Il legame tra Firenze e Venezia è saldo e forte, sia nell'ambito artistico, ma anche nel dialogo e nella collaborazione che negli ultimi anni hanno unito le nostre Amministrazioni,” ha dichiarato l’assessore Zuin. “Investire nell'arte porta un vantaggio economico ed è un investimento sicuro che mantiene i valori nel tempo.
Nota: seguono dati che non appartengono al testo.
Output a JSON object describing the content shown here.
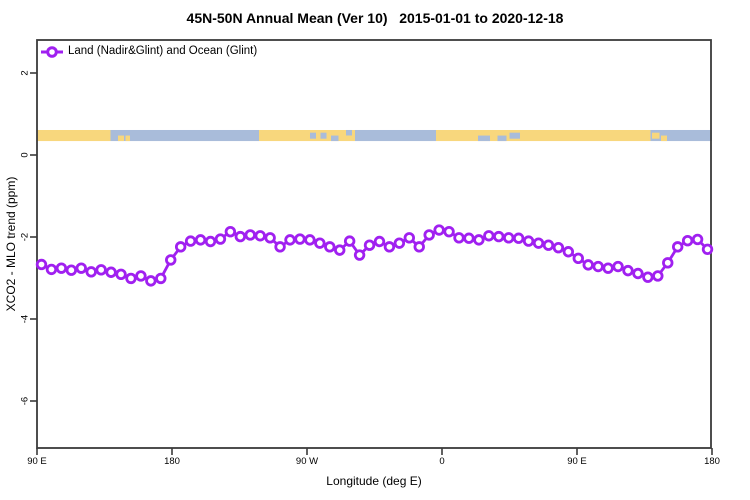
{
  "chart_data": {
    "type": "line",
    "title": "45N-50N Annual Mean (Ver 10)   2015-01-01 to 2020-12-18",
    "xlabel": "Longitude (deg E)",
    "ylabel": "XCO2 - MLO trend (ppm)",
    "legend": {
      "label": "Land (Nadir&Glint) and Ocean (Glint)",
      "position": "top-left",
      "marker": "open-circle-on-line"
    },
    "x_axis": {
      "note": "longitude wraps eastward: 90E -> 180 -> 90W -> 0 -> 90E -> 180 (450 deg span)",
      "ticks_deg": [
        90,
        180,
        270,
        360,
        450,
        540
      ],
      "tick_labels": [
        "90 E",
        "180",
        "90 W",
        "0",
        "90 E",
        "180"
      ],
      "range_deg": [
        90,
        540
      ],
      "grid": false
    },
    "y_axis": {
      "ticks": [
        2,
        0,
        -2,
        -4,
        -6
      ],
      "tick_labels": [
        "2",
        "0",
        "-2",
        "-4",
        "-6"
      ],
      "range": [
        -7.15,
        2.8
      ],
      "grid": false
    },
    "series": [
      {
        "name": "Land (Nadir&Glint) and Ocean (Glint)",
        "color": "#A020F0",
        "marker": "open-circle",
        "x_start_deg": 93,
        "x_step_deg": 6.627,
        "values": [
          -2.67,
          -2.79,
          -2.76,
          -2.81,
          -2.76,
          -2.85,
          -2.8,
          -2.86,
          -2.91,
          -3.01,
          -2.95,
          -3.07,
          -3.01,
          -2.56,
          -2.24,
          -2.1,
          -2.07,
          -2.11,
          -2.05,
          -1.87,
          -1.99,
          -1.95,
          -1.97,
          -2.02,
          -2.24,
          -2.07,
          -2.05,
          -2.07,
          -2.15,
          -2.24,
          -2.32,
          -2.1,
          -2.44,
          -2.2,
          -2.11,
          -2.24,
          -2.15,
          -2.02,
          -2.24,
          -1.95,
          -1.83,
          -1.87,
          -2.02,
          -2.03,
          -2.07,
          -1.97,
          -1.99,
          -2.02,
          -2.03,
          -2.1,
          -2.15,
          -2.2,
          -2.26,
          -2.36,
          -2.52,
          -2.68,
          -2.72,
          -2.76,
          -2.72,
          -2.82,
          -2.89,
          -2.98,
          -2.95,
          -2.63,
          -2.24,
          -2.09,
          -2.06,
          -2.3
        ]
      }
    ],
    "map_strip": {
      "description": "45N-50N latitude band land/ocean strip drawn across the plot near y=0.5",
      "y_range_value": [
        0.34,
        0.61
      ],
      "land_color": "#F8D77D",
      "ocean_color": "#A9BCDA",
      "segments": [
        {
          "from": 90,
          "to": 139,
          "type": "land",
          "region": "asia"
        },
        {
          "from": 139,
          "to": 238,
          "type": "ocean",
          "region": "pacific"
        },
        {
          "from": 238,
          "to": 302,
          "type": "land",
          "region": "north-america"
        },
        {
          "from": 302,
          "to": 356,
          "type": "ocean",
          "region": "atlantic"
        },
        {
          "from": 356,
          "to": 499,
          "type": "land",
          "region": "europe-asia"
        },
        {
          "from": 499,
          "to": 540,
          "type": "ocean",
          "region": "nw-pacific"
        }
      ],
      "details": [
        {
          "from": 144,
          "to": 148,
          "type": "land",
          "part": "bottom",
          "region": "sakhalin-japan"
        },
        {
          "from": 149,
          "to": 152,
          "type": "land",
          "part": "bottom",
          "region": "kuril-islands"
        },
        {
          "from": 272,
          "to": 276,
          "type": "ocean",
          "part": "middle",
          "region": "great-lakes-west"
        },
        {
          "from": 279,
          "to": 283,
          "type": "ocean",
          "part": "middle",
          "region": "great-lakes-east"
        },
        {
          "from": 286,
          "to": 291,
          "type": "ocean",
          "part": "bottom",
          "region": "st-lawrence"
        },
        {
          "from": 296,
          "to": 300,
          "type": "ocean",
          "part": "top",
          "region": "gulf-st-lawrence"
        },
        {
          "from": 384,
          "to": 392,
          "type": "ocean",
          "part": "bottom",
          "region": "black-sea"
        },
        {
          "from": 397,
          "to": 403,
          "type": "ocean",
          "part": "bottom",
          "region": "black-sea-east"
        },
        {
          "from": 405,
          "to": 412,
          "type": "ocean",
          "part": "middle",
          "region": "caspian-sea"
        },
        {
          "from": 500,
          "to": 505,
          "type": "land",
          "part": "middle",
          "region": "sakhalin"
        },
        {
          "from": 506,
          "to": 510,
          "type": "land",
          "part": "bottom",
          "region": "kuril-islands"
        }
      ]
    },
    "frame_color": "#3b3b3b"
  }
}
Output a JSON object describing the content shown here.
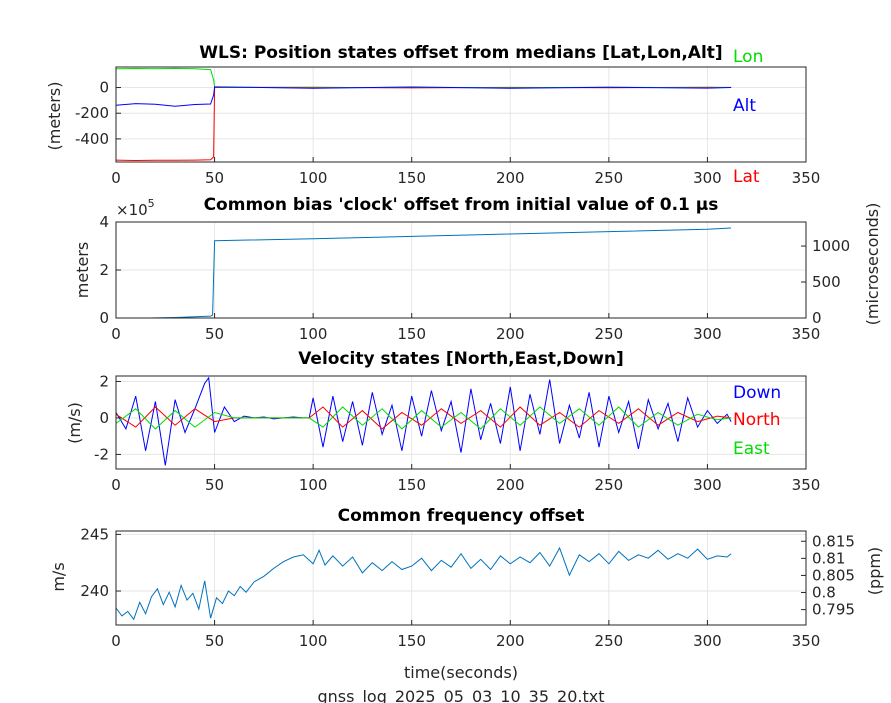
{
  "footer_filename": "gnss_log_2025_05_03_10_35_20.txt",
  "chart_data": [
    {
      "type": "line",
      "title": "WLS: Position states offset from medians [Lat,Lon,Alt]",
      "ylabel": "(meters)",
      "xlim": [
        0,
        350
      ],
      "ylim": [
        -580,
        160
      ],
      "xticks": [
        0,
        50,
        100,
        150,
        200,
        250,
        300,
        350
      ],
      "yticks": [
        -400,
        -200,
        0
      ],
      "xtick_labels": [
        "0",
        "50",
        "100",
        "150",
        "200",
        "250",
        "300",
        "350"
      ],
      "ytick_labels": [
        "-400",
        "-200",
        "0"
      ],
      "grid": true,
      "series": [
        {
          "name": "Lat",
          "color": "#ff0000",
          "x": [
            0,
            10,
            20,
            30,
            40,
            48,
            49.5,
            50,
            100,
            150,
            200,
            250,
            300,
            312
          ],
          "y": [
            -565,
            -568,
            -566,
            -567,
            -565,
            -562,
            -540,
            0,
            2,
            -3,
            1,
            -2,
            3,
            0
          ]
        },
        {
          "name": "Lon",
          "color": "#00dd00",
          "x": [
            0,
            10,
            20,
            30,
            40,
            48,
            49.5,
            50,
            100,
            150,
            200,
            250,
            300,
            312
          ],
          "y": [
            145,
            148,
            147,
            149,
            146,
            140,
            60,
            3,
            -2,
            2,
            -1,
            3,
            -2,
            1
          ]
        },
        {
          "name": "Alt",
          "color": "#0000ff",
          "x": [
            0,
            10,
            20,
            30,
            40,
            48,
            49.5,
            50,
            100,
            150,
            200,
            250,
            300,
            312
          ],
          "y": [
            -138,
            -125,
            -130,
            -145,
            -132,
            -128,
            -60,
            5,
            -5,
            4,
            -6,
            3,
            -4,
            0
          ]
        }
      ],
      "legend_position": "right"
    },
    {
      "type": "line",
      "title": "Common bias 'clock' offset from initial value of 0.1 μs",
      "ylabel": "meters",
      "ylabel_right": "(microseconds)",
      "exponent_label": "×10^5",
      "exponent_base": "×10",
      "exponent_power": "5",
      "xlim": [
        0,
        350
      ],
      "ylim": [
        0,
        4
      ],
      "ylim_right": [
        0,
        1334
      ],
      "xticks": [
        0,
        50,
        100,
        150,
        200,
        250,
        300,
        350
      ],
      "yticks": [
        0,
        2,
        4
      ],
      "yticks_right": [
        0,
        500,
        1000
      ],
      "xtick_labels": [
        "0",
        "50",
        "100",
        "150",
        "200",
        "250",
        "300",
        "350"
      ],
      "ytick_labels": [
        "0",
        "2",
        "4"
      ],
      "ytick_labels_right": [
        "0",
        "500",
        "1000"
      ],
      "grid": true,
      "series": [
        {
          "name": "",
          "color": "#0072bd",
          "x": [
            17,
            30,
            40,
            48,
            49,
            50,
            100,
            150,
            200,
            250,
            300,
            312
          ],
          "y": [
            0,
            0.02,
            0.05,
            0.08,
            0.12,
            3.22,
            3.3,
            3.4,
            3.5,
            3.6,
            3.7,
            3.75
          ]
        }
      ]
    },
    {
      "type": "line",
      "title": "Velocity states [North,East,Down]",
      "ylabel": "(m/s)",
      "xlim": [
        0,
        350
      ],
      "ylim": [
        -2.8,
        2.3
      ],
      "xticks": [
        0,
        50,
        100,
        150,
        200,
        250,
        300,
        350
      ],
      "yticks": [
        -2,
        0,
        2
      ],
      "xtick_labels": [
        "0",
        "50",
        "100",
        "150",
        "200",
        "250",
        "300",
        "350"
      ],
      "ytick_labels": [
        "-2",
        "0",
        "2"
      ],
      "grid": true,
      "series": [
        {
          "name": "Down",
          "color": "#0000ff",
          "x": [
            0,
            5,
            10,
            15,
            20,
            25,
            30,
            35,
            40,
            45,
            47,
            50,
            55,
            60,
            65,
            70,
            75,
            80,
            85,
            90,
            95,
            98,
            100,
            105,
            110,
            115,
            120,
            125,
            130,
            135,
            140,
            145,
            150,
            155,
            160,
            165,
            170,
            175,
            180,
            185,
            190,
            195,
            200,
            205,
            210,
            215,
            220,
            225,
            230,
            235,
            240,
            245,
            250,
            255,
            260,
            265,
            270,
            275,
            280,
            285,
            290,
            295,
            300,
            305,
            310,
            312
          ],
          "y": [
            0.3,
            -0.6,
            1.2,
            -1.8,
            0.9,
            -2.6,
            1.0,
            -0.8,
            0.5,
            1.9,
            2.2,
            -0.8,
            0.6,
            -0.2,
            0.1,
            0.0,
            0.05,
            -0.05,
            0.0,
            0.05,
            0.0,
            0.0,
            1.1,
            -1.6,
            1.2,
            -1.3,
            0.9,
            -1.5,
            1.4,
            -0.9,
            0.7,
            -1.8,
            1.2,
            -1.0,
            1.5,
            -0.7,
            0.9,
            -1.9,
            1.6,
            -1.2,
            0.8,
            -1.4,
            1.7,
            -1.8,
            1.3,
            -0.9,
            2.1,
            -1.4,
            0.7,
            -1.1,
            1.4,
            -1.6,
            1.2,
            -0.8,
            0.9,
            -1.7,
            1.0,
            -0.6,
            0.8,
            -1.3,
            1.1,
            -0.5,
            0.4,
            -0.3,
            0.2,
            -0.2
          ]
        },
        {
          "name": "North",
          "color": "#ff0000",
          "x": [
            0,
            10,
            20,
            30,
            40,
            50,
            60,
            70,
            80,
            90,
            98,
            105,
            115,
            125,
            135,
            145,
            155,
            165,
            175,
            185,
            195,
            205,
            215,
            225,
            235,
            245,
            255,
            265,
            275,
            285,
            295,
            305,
            312
          ],
          "y": [
            0.2,
            -0.5,
            0.6,
            -0.4,
            0.5,
            -0.2,
            0.0,
            0.0,
            0.0,
            0.0,
            0.0,
            0.6,
            -0.5,
            0.4,
            -0.6,
            0.3,
            -0.4,
            0.5,
            -0.3,
            0.4,
            -0.5,
            0.6,
            -0.4,
            0.3,
            -0.5,
            0.4,
            -0.3,
            0.5,
            -0.4,
            0.3,
            -0.2,
            0.1,
            0.0
          ]
        },
        {
          "name": "East",
          "color": "#00dd00",
          "x": [
            0,
            10,
            20,
            30,
            40,
            50,
            60,
            70,
            80,
            90,
            98,
            105,
            115,
            125,
            135,
            145,
            155,
            165,
            175,
            185,
            195,
            205,
            215,
            225,
            235,
            245,
            255,
            265,
            275,
            285,
            295,
            305,
            312
          ],
          "y": [
            -0.3,
            0.5,
            -0.6,
            0.4,
            -0.5,
            0.3,
            0.0,
            0.0,
            0.0,
            0.0,
            0.0,
            -0.5,
            0.6,
            -0.4,
            0.5,
            -0.6,
            0.4,
            -0.5,
            0.3,
            -0.6,
            0.5,
            -0.4,
            0.6,
            -0.3,
            0.5,
            -0.4,
            0.6,
            -0.5,
            0.3,
            -0.4,
            0.2,
            -0.1,
            0.0
          ]
        }
      ],
      "legend_position": "right"
    },
    {
      "type": "line",
      "title": "Common frequency offset",
      "ylabel": "m/s",
      "ylabel_right": "(ppm)",
      "xlabel": "time(seconds)",
      "xlim": [
        0,
        350
      ],
      "ylim": [
        237,
        245.3
      ],
      "ylim_right": [
        0.7905,
        0.818
      ],
      "xticks": [
        0,
        50,
        100,
        150,
        200,
        250,
        300,
        350
      ],
      "yticks": [
        240,
        245
      ],
      "yticks_right": [
        0.795,
        0.8,
        0.805,
        0.81,
        0.815
      ],
      "xtick_labels": [
        "0",
        "50",
        "100",
        "150",
        "200",
        "250",
        "300",
        "350"
      ],
      "ytick_labels": [
        "240",
        "245"
      ],
      "ytick_labels_right": [
        "0.795",
        "0.8",
        "0.805",
        "0.81",
        "0.815"
      ],
      "grid": true,
      "series": [
        {
          "name": "",
          "color": "#0072bd",
          "x": [
            0,
            3,
            6,
            9,
            12,
            15,
            18,
            21,
            24,
            27,
            30,
            33,
            36,
            39,
            42,
            45,
            48,
            51,
            54,
            57,
            60,
            63,
            66,
            70,
            75,
            80,
            85,
            90,
            95,
            100,
            103,
            106,
            110,
            115,
            120,
            125,
            130,
            135,
            140,
            145,
            150,
            155,
            160,
            165,
            170,
            175,
            180,
            185,
            190,
            195,
            200,
            205,
            210,
            215,
            220,
            225,
            230,
            235,
            240,
            245,
            250,
            255,
            260,
            265,
            270,
            275,
            280,
            285,
            290,
            295,
            300,
            305,
            310,
            312
          ],
          "y": [
            238.5,
            237.8,
            238.2,
            237.5,
            239.0,
            238.0,
            239.5,
            240.2,
            238.8,
            239.9,
            238.6,
            240.5,
            239.2,
            239.8,
            238.4,
            240.9,
            237.6,
            239.4,
            238.9,
            240.0,
            239.6,
            240.4,
            239.9,
            240.8,
            241.3,
            242.0,
            242.6,
            243.0,
            243.2,
            242.4,
            243.6,
            242.3,
            243.1,
            242.2,
            243.0,
            241.6,
            242.5,
            241.8,
            242.6,
            241.9,
            242.2,
            242.9,
            241.8,
            242.7,
            242.1,
            243.3,
            242.0,
            242.8,
            241.9,
            243.1,
            242.4,
            243.0,
            242.5,
            243.4,
            242.2,
            243.8,
            241.4,
            243.2,
            242.6,
            243.3,
            242.4,
            243.5,
            242.7,
            243.2,
            242.9,
            243.6,
            242.8,
            243.3,
            242.9,
            243.7,
            242.8,
            243.1,
            243.0,
            243.3
          ]
        }
      ]
    }
  ]
}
Permette di preservare un bene, di metterlo a disposizione della comunità, ma anche di prendersi cura di città come Venezia e Firenze, la cui storia e valore artistico si può apprezzare anche solo camminando per strada. Ci sono diversi modi per intervenire a preservare l’arte delle nostre città e i nostri monumenti: il privato, la parte pubblica e il privato insieme alla parte pubblica. Gli enti locali promuovono tutte le forme di collaborazione per raggiungere lo scopo. Il nostro patrimonio in Italia è immenso e tutti dobbiamo partecipare alla sua difesa e a preservarlo, perché ancora per molti secoli dobbiamo dare a tutti la possibilità di godere delle nostre realtà”.

A seguire, sono intervenuti il presidente di Ars Pace, Enrique Barón Crespo, la presidente della Commissione Parlamentare Bicamerale Femminicidio, Martina Semenzato, la vicepresidente di Ars Pace e autrice del progetto, Monica Baldi, e l’artista Elisabetta Rogai.  

“Questa iniziativa parte da un gruppo di persone che lavora per la pace e crede nella pace”, ha sottolineato il presidente Enrique Barón Crespo. “Tramite l’arte abbiamo la possibilità di tessere legami che fanno da fondamento alla diplomazia culturale".

“Venezia, come Firenze - ha aggiunto Baldi - ci stimola a riflettere sull’importanza della Cultura, quale piattaforma di Pace e caposaldo della Diplomazia Culturale, tenendo conto del suo reale soft power che permette di stabilire durature e strutturate relazioni internazionali.” 

Nel corso della conferenza, inoltre, è stata presentata la mostra personale di Elisabetta Rogai, nota artista fiorentina, dal titolo “Due Leoni per due Repubbliche”, che troverà spazio a Ca’ Sagredo dal 7 luglio all’11 agosto 2024, e che rientra nelle iniziative organizzate nell’ambito del progetto.  

Presenti alla conferenza anche il segretario generale della “Fondazione Giancarlo Ligabue”, Gianluca Ferrarese, il commercialista Alessandro Danesin, il critico d’arte Luca Nannipieri e il vicepresidente dell’Unione dei Consoli Onorari in Italia, Mattia Carlin.